Much like anyone with even the slightest awareness of global and environmental issues, Vasily is also concerned about the alarming rate at which pollution is destroying our oceans’ ecosystems. Every day, approximately 8 million pieces of plastic get tossed into our oceans, and this accounts for 80 to 90 percent of marine debris. It is quite disconcerting to even think of, but it is the consequence of all our actions as a population. In a way, we are the architects of our own destruction. It is an unnerving statement, but it is true. Not to romanticize the issue at hand, but it’s a bit Dorian Gray-esque. We strive to lead ‘flawless’ lives, we mostly share the highlights of our day, a picturesque landscape, sunset photographs, and aesthetically pleasing food plates. We rarely deliberate or truly consider how our actions impact our environment, and Vasily’s sculpture is here to change that.
It carries a perturbing but necessary message because it displays our own Dorian Gray portrait of how all of us contributed to the damage and decay our earth suffers from. It’s a reality check because it bestows on us a deeply disturbing knowledge. The balloons in Vasily’s sculpture are filled with chunks of plastic waste from all around the globe, a critical reminder of the global scope of the issue because it concerns all of us.
‘Why people can’t fly’ is a unique piece of art that has made an indelible impact on the way we see the world and interact with nature, so it is no wonder that this sculpture was the most photographed artwork at Burningman festival. The sculpture displays a child being pulled down by balloons filled with plastic waste. It is a powerful imagery depicting the weight of our destruction of the earth, it is a burden every one of us has to live with and try to remedy. We all have problems, issues, and baggage to keep us preoccupied for days, but none of them truly amount to the damage we have inflicted on nature and the environment. This is the collective sin we have committed, this is our legacy to future generations, and if we don’t change, this is the world our children and our grandchildren have to live in, and this will be their reality. An issue this critical will inevitably lead to our extinction.
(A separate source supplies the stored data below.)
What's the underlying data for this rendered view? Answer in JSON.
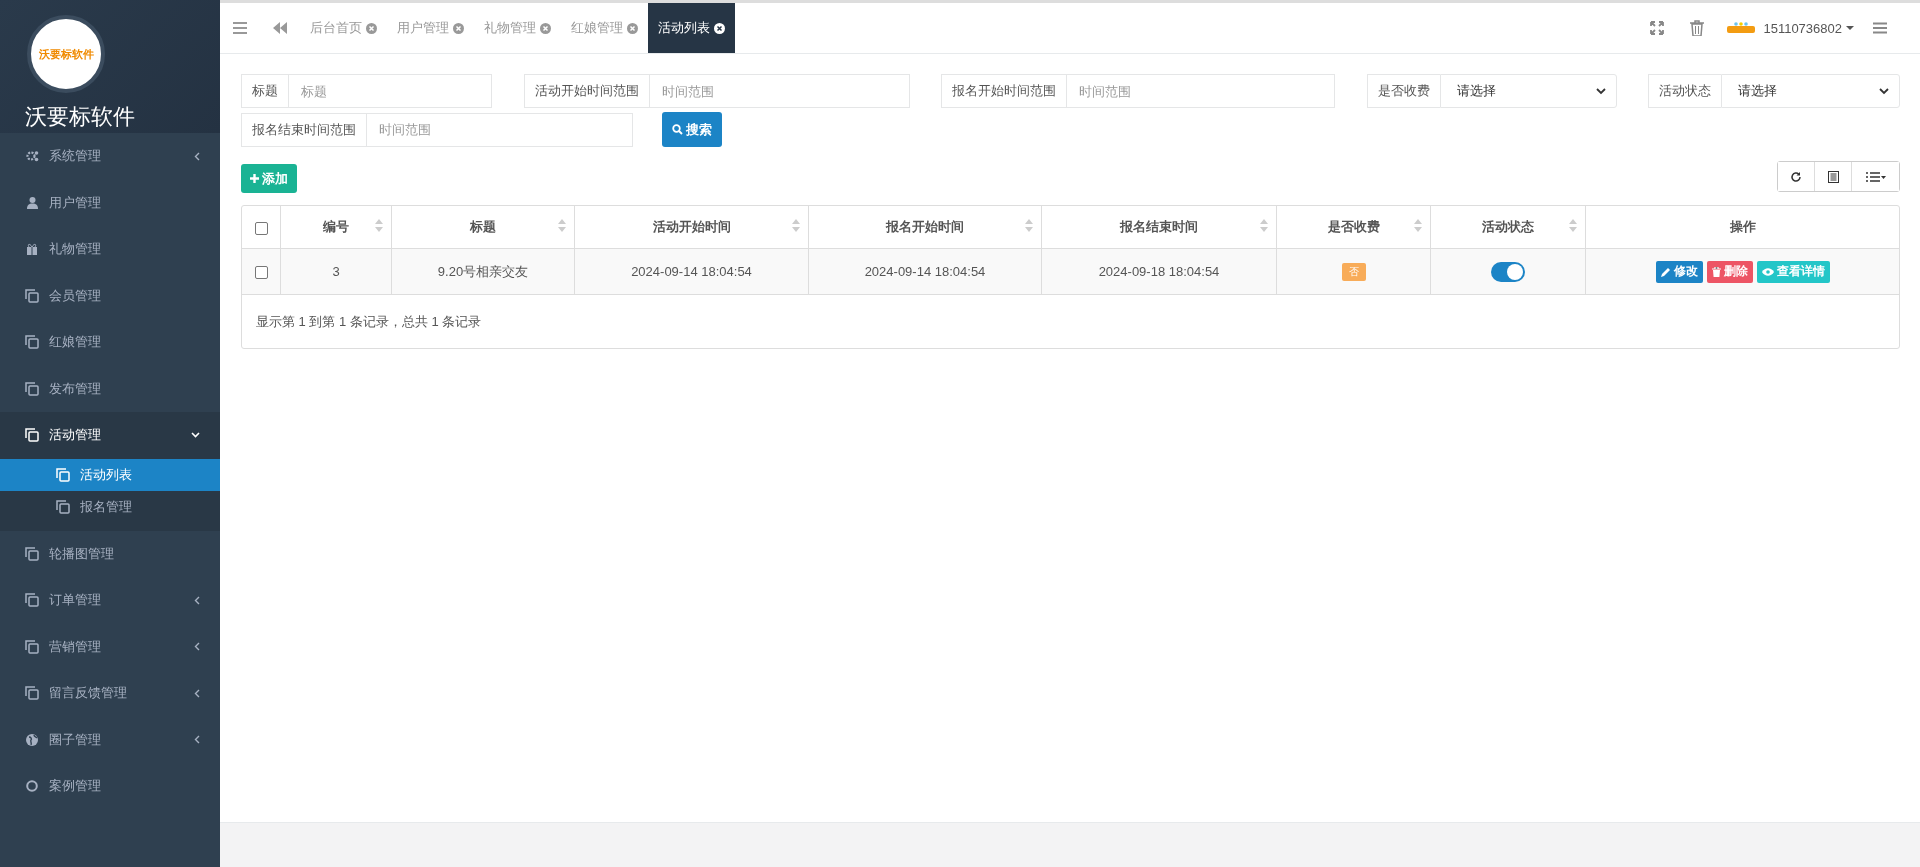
{
  "sidebar": {
    "logo_text": "沃要标软件",
    "brand": "沃要标软件",
    "items": [
      {
        "label": "系统管理",
        "kind": "group",
        "expanded": false,
        "selected": false
      },
      {
        "label": "用户管理",
        "kind": "link",
        "expanded": false,
        "selected": false
      },
      {
        "label": "礼物管理",
        "kind": "link",
        "expanded": false,
        "selected": false
      },
      {
        "label": "会员管理",
        "kind": "link",
        "expanded": false,
        "selected": false
      },
      {
        "label": "红娘管理",
        "kind": "link",
        "expanded": false,
        "selected": false
      },
      {
        "label": "发布管理",
        "kind": "link",
        "expanded": false,
        "selected": false
      },
      {
        "label": "活动管理",
        "kind": "group",
        "expanded": true,
        "selected": false,
        "children": [
          {
            "label": "活动列表",
            "selected": true
          },
          {
            "label": "报名管理",
            "selected": false
          }
        ]
      },
      {
        "label": "轮播图管理",
        "kind": "link",
        "expanded": false,
        "selected": false
      },
      {
        "label": "订单管理",
        "kind": "group",
        "expanded": false,
        "selected": false
      },
      {
        "label": "营销管理",
        "kind": "group",
        "expanded": false,
        "selected": false
      },
      {
        "label": "留言反馈管理",
        "kind": "group",
        "expanded": false,
        "selected": false
      },
      {
        "label": "圈子管理",
        "kind": "group",
        "expanded": false,
        "selected": false
      },
      {
        "label": "案例管理",
        "kind": "link",
        "expanded": false,
        "selected": false
      }
    ]
  },
  "tabs": [
    {
      "label": "后台首页",
      "selected": false
    },
    {
      "label": "用户管理",
      "selected": false
    },
    {
      "label": "礼物管理",
      "selected": false
    },
    {
      "label": "红娘管理",
      "selected": false
    },
    {
      "label": "活动列表",
      "selected": true
    }
  ],
  "user": {
    "name": "15110736802"
  },
  "filters": [
    {
      "kind": "text",
      "label": "标题",
      "placeholder": "标题"
    },
    {
      "kind": "text",
      "label": "活动开始时间范围",
      "placeholder": "时间范围"
    },
    {
      "kind": "text",
      "label": "报名开始时间范围",
      "placeholder": "时间范围"
    },
    {
      "kind": "select",
      "label": "是否收费",
      "value": "请选择"
    },
    {
      "kind": "select",
      "label": "活动状态",
      "value": "请选择"
    },
    {
      "kind": "text",
      "label": "报名结束时间范围",
      "placeholder": "时间范围"
    }
  ],
  "search_button": "搜索",
  "add_button": "添加",
  "table": {
    "select_all": {
      "checked": false
    },
    "columns": [
      "编号",
      "标题",
      "活动开始时间",
      "报名开始时间",
      "报名结束时间",
      "是否收费",
      "活动状态",
      "操作"
    ],
    "rows": [
      {
        "checked": false,
        "id": "3",
        "title": "9.20号相亲交友",
        "activity_start": "2024-09-14 18:04:54",
        "signup_start": "2024-09-14 18:04:54",
        "signup_end": "2024-09-18 18:04:54",
        "paid": "否",
        "active": true,
        "actions": [
          {
            "kind": "edit",
            "label": "修改"
          },
          {
            "kind": "delete",
            "label": "删除"
          },
          {
            "kind": "view",
            "label": "查看详情"
          }
        ]
      }
    ]
  },
  "pagination_info": "显示第 1 到第 1 条记录，总共 1 条记录"
}
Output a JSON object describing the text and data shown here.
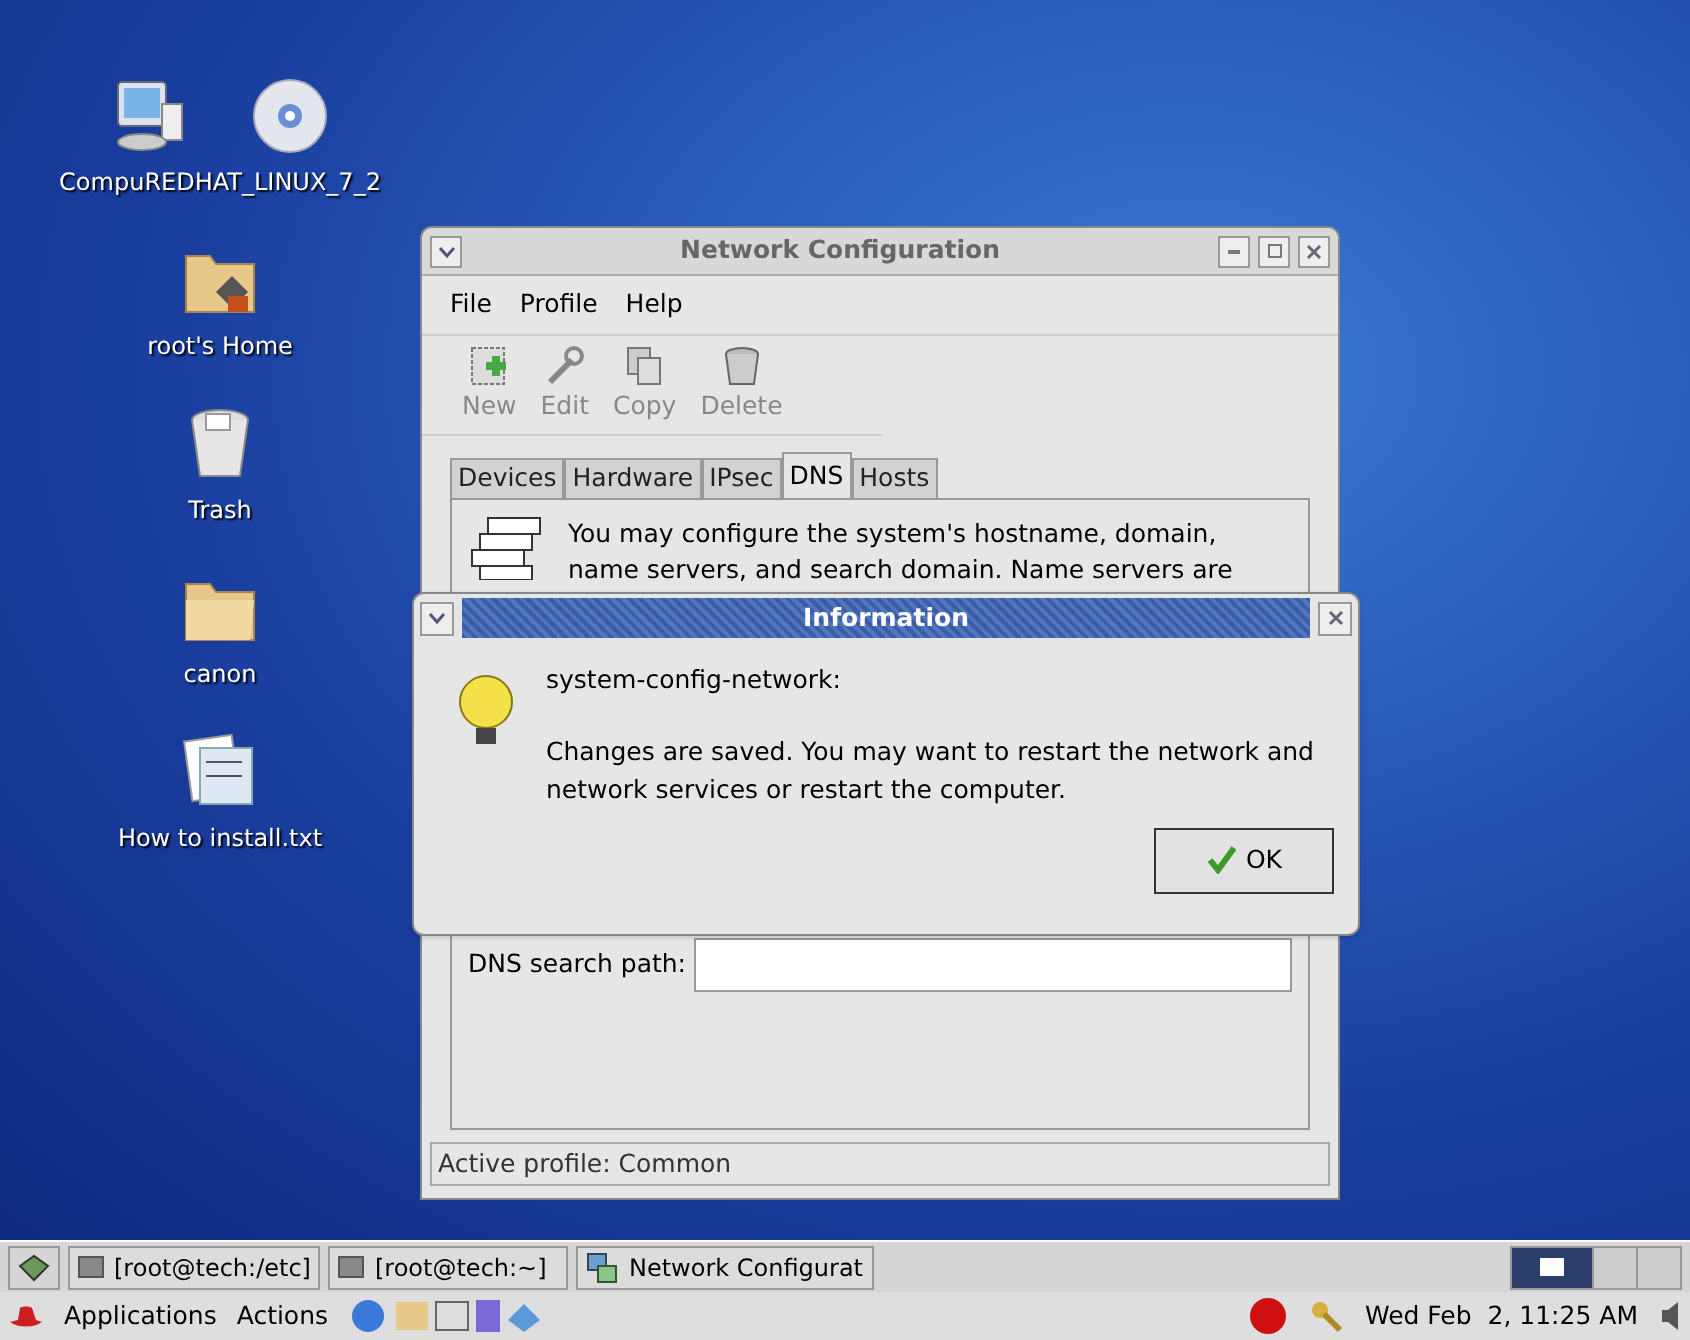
{
  "desktop_icons": [
    {
      "kind": "computer",
      "labels": [
        "Compu",
        "REDHAT_LINUX_7_2"
      ]
    },
    {
      "kind": "home",
      "labels": [
        "root's Home"
      ]
    },
    {
      "kind": "trash",
      "labels": [
        "Trash"
      ]
    },
    {
      "kind": "folder",
      "labels": [
        "canon"
      ]
    },
    {
      "kind": "textfile",
      "labels": [
        "How to install.txt"
      ]
    }
  ],
  "cdrom": {
    "kind": "cd"
  },
  "window": {
    "title": "Network Configuration",
    "menu": [
      "File",
      "Profile",
      "Help"
    ],
    "toolbar": [
      {
        "kind": "new",
        "label": "New"
      },
      {
        "kind": "edit",
        "label": "Edit"
      },
      {
        "kind": "copy",
        "label": "Copy"
      },
      {
        "kind": "delete",
        "label": "Delete"
      }
    ],
    "tabs": [
      {
        "label": "Devices",
        "selected": false
      },
      {
        "label": "Hardware",
        "selected": false
      },
      {
        "label": "IPsec",
        "selected": false
      },
      {
        "label": "DNS",
        "selected": true
      },
      {
        "label": "Hosts",
        "selected": false
      }
    ],
    "description": [
      "You may configure the system's hostname, domain,",
      "name servers, and search domain. Name servers are"
    ],
    "search_path": {
      "label": "DNS search path:"
    },
    "status_bar": "Active profile: Common"
  },
  "dialog": {
    "title": "Information",
    "source": "system-config-network:",
    "message": "Changes are saved. You may want to restart the network and network services or restart the computer.",
    "button": "OK"
  },
  "taskbar": {
    "windows": [
      {
        "label": "[root@tech:/etc]",
        "kind": "terminal"
      },
      {
        "label": "[root@tech:~]",
        "kind": "terminal"
      },
      {
        "label": "Network Configurat",
        "kind": "network"
      }
    ]
  },
  "panel": {
    "menus": [
      "Applications",
      "Actions"
    ],
    "clock": "Wed Feb  2, 11:25 AM"
  }
}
It is Dante’s inferno on earth, the nine circles of hell that we have to walk through and wait for punishment if we don’t change.
This sculpture is phenomenal because, at first glance, you are quite taken with the glass balloons and how beautiful and mesmerizing they look, but after getting a closer look you come to realize the ugly truth, that what lies within those balloons is garbage and trash. It is very reminiscent of 19th-century still-life paintings, where you see a fruit basket and you are taken by its beauty, but when you inspect the painting, you find that the fruit is infested with insects, painfully rotting away.
‘Why people can’t fly’ is an exceptional piece of art in the sense that it is the mirror reflecting our horrendous crimes against nature. It’s a much-needed wake-up call that carries a poignant but necessary truth and it is that uncomfortable knowledge that sticks with us when we are not in front of the art. It is the tiny seed of doubt and the reminder that informs, shapes and frames our values. Vasily’s creative output is an invitation to reconsider our own actions and the way we interact with the environment. It is an encouragement that calls us to be well-informed, attentive, and live a more sustainable lifestyle. This is a piece of artwork that is undeniably worthwhile.